Même si la perte de poids accompagne généralement le jeûne, cette pratique ne doit pas être envisagée à cette fin, d'autant plus que les gains peuvent facilement disparaître lorsqu'on se remet à manger. En effet, l'abaissement du métabolisme pendant la période de jeûne entraîne par la suite une reprise plus rapide des kilos. « Le jeûne dure quelques jours alors que, pour maintenir une perte de poids, il faut adopter des changements d'habitudes à long terme », explique Stéphanie Côté, nutritionniste. Il est donc préférable d'adopter un régime alimentaire équilibré et d'inclure l'activité physique à son horaire.

Les risques reliés au jeûne

Sylvie Poisson admet que des effets secondaires peuvent survenir durant le jeûne, surtout chez les personnes qui consomment habituellement beaucoup de caféine ou de sucre. « Le corps réagit en fonction de la quantité consommée, explique-t-elle. Les personnes peuvent ressentir des maux de tête ou avoir des vomissements. J'ai même vu des gens avoir des tremblements et des sueurs, mais ils consommaient des litres de Coca chaque jour. »
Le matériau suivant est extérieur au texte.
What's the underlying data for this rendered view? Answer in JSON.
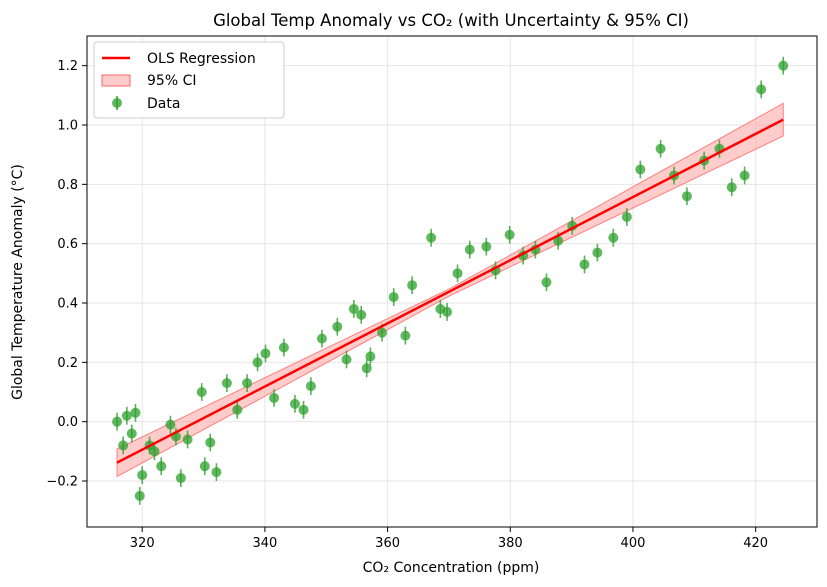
{
  "chart_data": {
    "type": "scatter",
    "title": "Global Temp Anomaly vs CO₂ (with Uncertainty & 95% CI)",
    "xlabel": "CO₂ Concentration (ppm)",
    "ylabel": "Global Temperature Anomaly (°C)",
    "xlim": [
      311,
      430
    ],
    "ylim": [
      -0.355,
      1.3
    ],
    "xticks": [
      320,
      340,
      360,
      380,
      400,
      420
    ],
    "yticks": [
      -0.2,
      0.0,
      0.2,
      0.4,
      0.6,
      0.8,
      1.0,
      1.2
    ],
    "ytick_labels": [
      "−0.2",
      "0.0",
      "0.2",
      "0.4",
      "0.6",
      "0.8",
      "1.0",
      "1.2"
    ],
    "grid": true,
    "legend_position": "top-left",
    "legend": [
      "OLS Regression",
      "95% CI",
      "Data"
    ],
    "colors": {
      "regression": "#ff0000",
      "ci": "#ff9999",
      "points": "#2ca02c"
    },
    "series": [
      {
        "name": "Data",
        "type": "errorbar",
        "x": [
          315.9,
          316.9,
          317.5,
          318.3,
          318.9,
          319.6,
          320.0,
          321.2,
          322.0,
          323.1,
          324.6,
          325.5,
          326.3,
          327.4,
          329.7,
          330.2,
          331.1,
          332.1,
          333.8,
          335.5,
          337.1,
          338.8,
          340.1,
          341.5,
          343.1,
          344.9,
          346.3,
          347.5,
          349.3,
          351.8,
          353.3,
          354.5,
          355.7,
          356.6,
          357.2,
          359.1,
          361.0,
          362.9,
          364.0,
          367.1,
          368.6,
          369.7,
          371.4,
          373.4,
          376.1,
          377.6,
          379.9,
          382.1,
          384.1,
          385.9,
          387.8,
          390.1,
          392.1,
          394.2,
          396.8,
          399.0,
          401.2,
          404.5,
          406.7,
          408.8,
          411.6,
          414.1,
          416.1,
          418.2,
          420.9,
          424.5
        ],
        "y": [
          0.0,
          -0.08,
          0.02,
          -0.04,
          0.03,
          -0.25,
          -0.18,
          -0.08,
          -0.1,
          -0.15,
          -0.01,
          -0.05,
          -0.19,
          -0.06,
          0.1,
          -0.15,
          -0.07,
          -0.17,
          0.13,
          0.04,
          0.13,
          0.2,
          0.23,
          0.08,
          0.25,
          0.06,
          0.04,
          0.12,
          0.28,
          0.32,
          0.21,
          0.38,
          0.36,
          0.18,
          0.22,
          0.3,
          0.42,
          0.29,
          0.46,
          0.62,
          0.38,
          0.37,
          0.5,
          0.58,
          0.59,
          0.51,
          0.63,
          0.56,
          0.58,
          0.47,
          0.61,
          0.66,
          0.53,
          0.57,
          0.62,
          0.69,
          0.85,
          0.92,
          0.83,
          0.76,
          0.88,
          0.92,
          0.79,
          0.83,
          1.12,
          1.2
        ],
        "yerr": 0.03
      },
      {
        "name": "OLS Regression",
        "type": "line",
        "x": [
          315.9,
          424.5
        ],
        "y": [
          -0.138,
          1.018
        ]
      },
      {
        "name": "95% CI",
        "type": "band",
        "x": [
          315.9,
          370.2,
          424.5
        ],
        "lower": [
          -0.185,
          0.425,
          0.963
        ],
        "upper": [
          -0.092,
          0.449,
          1.073
        ]
      }
    ]
  }
}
Stéphanie Côté n'hésite pas à déconseiller le jeûne intégral, même avec la supervision d'un médecin. « C'est un stress considérable pour l'organisme de ne rien recevoir, dit-elle. Lorsqu'on ne mange rien pendant plusieurs jours, et même après une journée, le corps manque de sucre et commence à utiliser les muscles pour survivre. Ce faisant, il produit beaucoup de corps cétoniques qui sont des substances toxiques dont le corps veut, normalement, se débarrasser. On dit donc que l'on veut éliminer les déchets en jeûnant, mais on en produit aussi beaucoup! »

Ces corps cétogènes, libérés par la dégradation des graisses, est responsable de l'effet euphorisant que les gens disent ressentir durant le jeûne et coupe l'appétit, rendant le jeûne plus facile. Cependant, certains effets secondaires ont été rapportés: nausées, lassitude, chute de pression artérielle et anomalie du rythme cardiaque.

Contre-indications du jeûne

Le jeûne n'est pas une pratique conseillée à tous. « Ce n'est pas recommandé pour des personnes qui ont un poids insuffisant, celles qui souffrent de diabète ou de certaines maladies qui les affaiblissent ou affectant les organes très sollicités par le jeûne, comme le foie et les reins », précise Stéphanie Côté. Il est également déconseillé aux femmes enceintes ou qui allaitent et à ceux dont le système immunitaire est affaibli.

Mise en garde contre le jeûne protéiné modifié

L'Association pour la santé publique du Québec (ASPQ) affiche aussi des réticences face au jeûne. En août 2010, elle émettait une mise en garde contre le jeûne protéiné modifié à la suite d'un rapport de l'Agence d'évaluation des technologies et des modes d'intervention en santé (AETMIS). Ce dernier indiquait que le jeûne modifié aux protéines n'était pas indiqué pour ceux et celles n'ayant pas de surplus de poids et qu'il devrait pas être envisagé comme solution de première ligne, même si un médecin confirmait la perte de poids nécessaire.

«Malheureusement, ce cycle est trop souvent ponctué d'une reprise du poids perdu, voire même davantage, et il contribue au ralentissement du métabolisme naturel du corps», souligne Émilie Dansereau-Trahan, chargée de projet à l'ASPQ qui travaille sur le dossier des produits, services et moyens amaigrissants.